You can, of course, ask patients whether a therapy has helped, but they will always be inclined to say yes. Anecdotally we suspect counselling can sometimes help, but a shoulder to cry on so often does - be it a priest’s, an analyst’s, a shaman’s or any good listener’s. This is not science.
How about drugs? It’s important here to clear up a widespread misconception. So far, we have no drugs that target particular disorders or “cure” them. We have chemical coshes that sedate the whole person; and we have stimulants such as Ritalin that can clarify and give focus.
We have alcohol, which can suppress inhibitions; and we have hallucinogens. All are mind-altering. But neuroscience (a real and developing discipline) has yet to determine whether any part of the brain can be identified as “causing” any mental disorder, or “treated” by chemical means. Big pharma once invested a lot of money in this attempt, but without results.
It follows that ADHD, autism, PTSD or clinical depression are really only words, sanctified only by common usage, not science, and used across a vast range of human feelings, attributes and behaviours, corralling them into groups that may at least outwardly seem to have something in common, but may have little to do with each other, or share any identifiable cause. We once used descriptions such as “fever”, “hysterics”, and “nervous breakdown” in the same way.
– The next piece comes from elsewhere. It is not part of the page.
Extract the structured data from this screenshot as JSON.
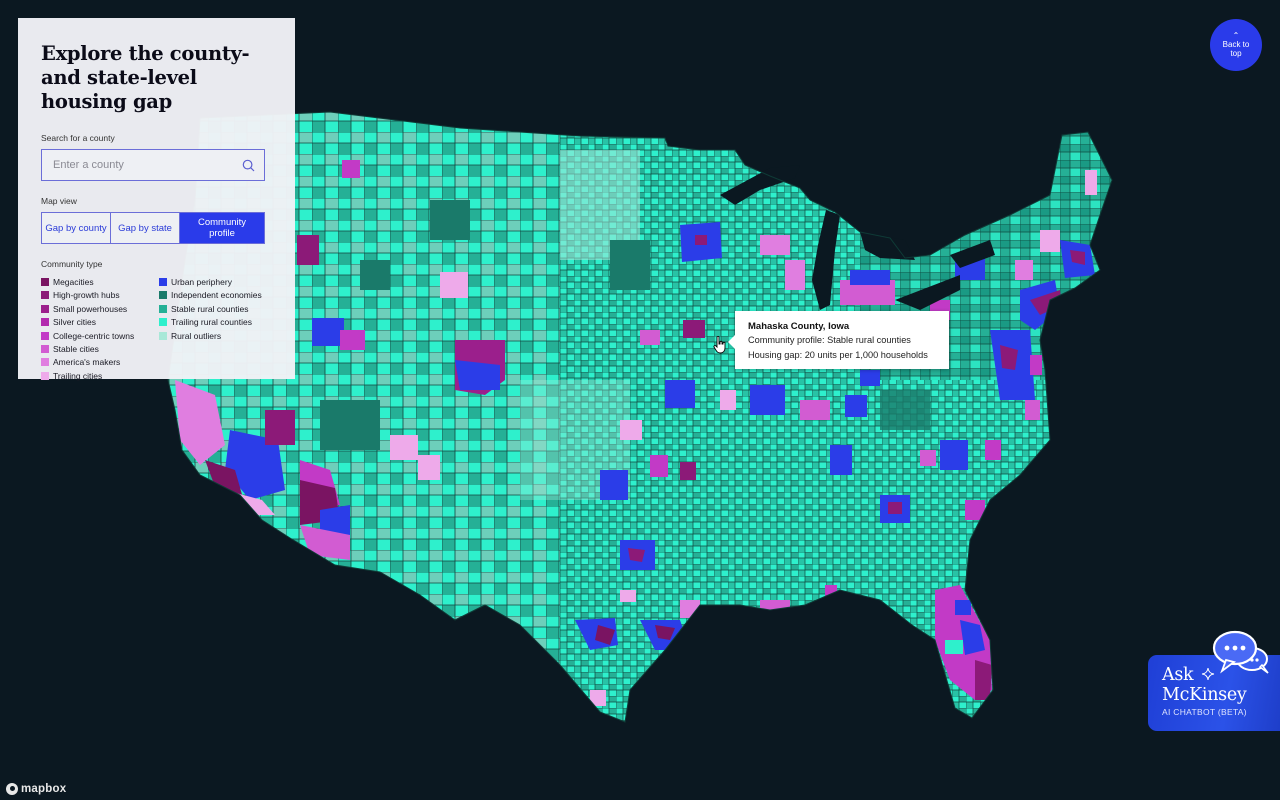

There’s nothing wrong in trying to be a science, trying to posit a theory of the mind, trying to map “mental disorder” or trying out different treatments. But that is where we’re at: in the very low foothills of anything approaching a scientific discipline.
The mental health industry is cheating a gullible public, hungry for diagnosis, explanation and a set of named disorders, by pretending to a status it should not be claiming. And hard-squeezed NHS funding should follow results, not the 21st-century equivalent of witch doctors. Until we can measure, we should not believe.